Editor's Note: This article was originally submitted as one piece. Due to its length and the large amount of information involved, it's been broken into two parts for publication. Part Two is slated for release / publication on July 22, 2010.
This is the golden age of knives. Every police officer seems to carry one (we think they should), and the cop magazines a full of ads for them - something we didn't see 20 years ago. There are hundreds of knives targeted at public safety professionals from dozens of companies - each loudly proclaiming that it's "ideal" for you in the constabulary profession. Each touts its "new, perfect" steel, its "high-strength" construction, its "high-tech" materials, and exceptional design.
It can be so confusing!
So what's the real skinny? What kind of knife does a police officer really need? How much should you pay? How do you cut through the hype and decide which knife is right for you?

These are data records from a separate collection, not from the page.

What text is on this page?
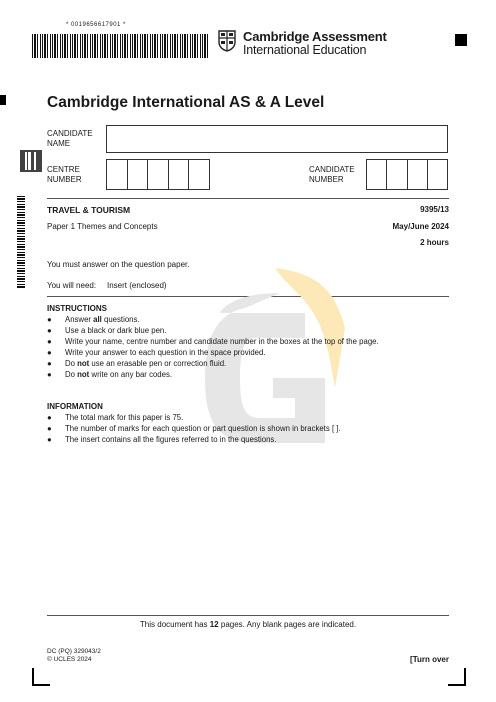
* 0019656617901 *
Cambridge Assessment
International Education
Cambridge International AS & A Level
CANDIDATE
NAME
CENTRE
NUMBER
CANDIDATE
NUMBER
TRAVEL & TOURISM	9395/13
Paper 1 Themes and Concepts	May/June 2024
2 hours
You must answer on the question paper.
You will need: Insert (enclosed)
INSTRUCTIONS
● Answer all questions.
● Use a black or dark blue pen.
● Write your name, centre number and candidate number in the boxes at the top of the page.
● Write your answer to each question in the space provided.
● Do not use an erasable pen or correction fluid.
● Do not write on any bar codes.
INFORMATION
● The total mark for this paper is 75.
● The number of marks for each question or part question is shown in brackets [ ].
● The insert contains all the figures referred to in the questions.
This document has 12 pages. Any blank pages are indicated.
DC (PQ) 329043/2
© UCLES 2024	[Turn over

It's really not that hard because as we first said, this is the golden age of knives. There are so many excellent knives being made now for short prices that by keeping a few things in mind, you'll have a choice of literally dozens of first-rate knives to choose from in your price range. If you're impatient, here's the bottom line: pick any knife that's comfortable in your hand, has a simple blade shape from 2.75 to 4 inches in length, comes from a major manufacturer, and costs no less than $45 (in gereral.)
Fixed-blade or folder?
In terms of a fixed-blade vs. a folder, a folder is what you should have clipped to your pocket, on your belt, or clipped to your vest. Fixed-blade knives are useful for raids and SWAT, but for patrol and regular plain-clothes assignments, stick with the folder - it's the knife you can always have with you.
Police use a folding knife for a wide variety of unpredictable tasks, from opening donut boxes to collecting evidence to searching containers to self-defense. This is the key to understanding the kind of knife blade they are best served by. Form follows function and a simple blade shape is best suited to a wide variety of tasks. Conversely, a strange or specialized blade shape is restricted to the few tasks that it can do well. For general utility work - which is what police do with a knife - you want a drop point, spear point, modified clip point or a slightly clip-pointed blade shape. Companies like to come up with strange, macho, "Rambo" or exotic-looking blade shapes and promote them as "tactical" and thus ideal for police work. Just the opposite is true. If you've served time in the military in a hot zone, you know that utility function comes from simplicity. Ditto for us on the civilian LE side. Stick with simple blade shapes.
Folding knives vary from tiny little pen knives with thin, maybe one-inch blades, to monsters with 6 or more inches of blade sandwiched between the handle. Now, pen knives can handle a surprising number of LE tasks, and carrying one is a good idea - they hardly take up any room after all. Conversely, folders with five- and six-inch blades can usually be (surprisingly) comfortably worn in a front jeans pocket if we are in plain clothes, but they are certainly less comfortable and less versatile in terms of the jobs we usually need to do than a smaller folder (although some emergency jobs benefit by their extra length.)
In uniform, with the whole bat-belt thing going on and all the other stuff we have to carry in our cargo pockets, etc., such a folder is definitely too long. I'll save you the trouble of experimenting: the right blade length for us is between 2.75-inches and 4-inches. Since the knife closed is usually about one inch longer than the cutting edge, this translates into a closed folder of about four to five inches - which is perfectly comfortable to carry all day long and is right in the "sweet spot" of ideal length for the tasks we need to do.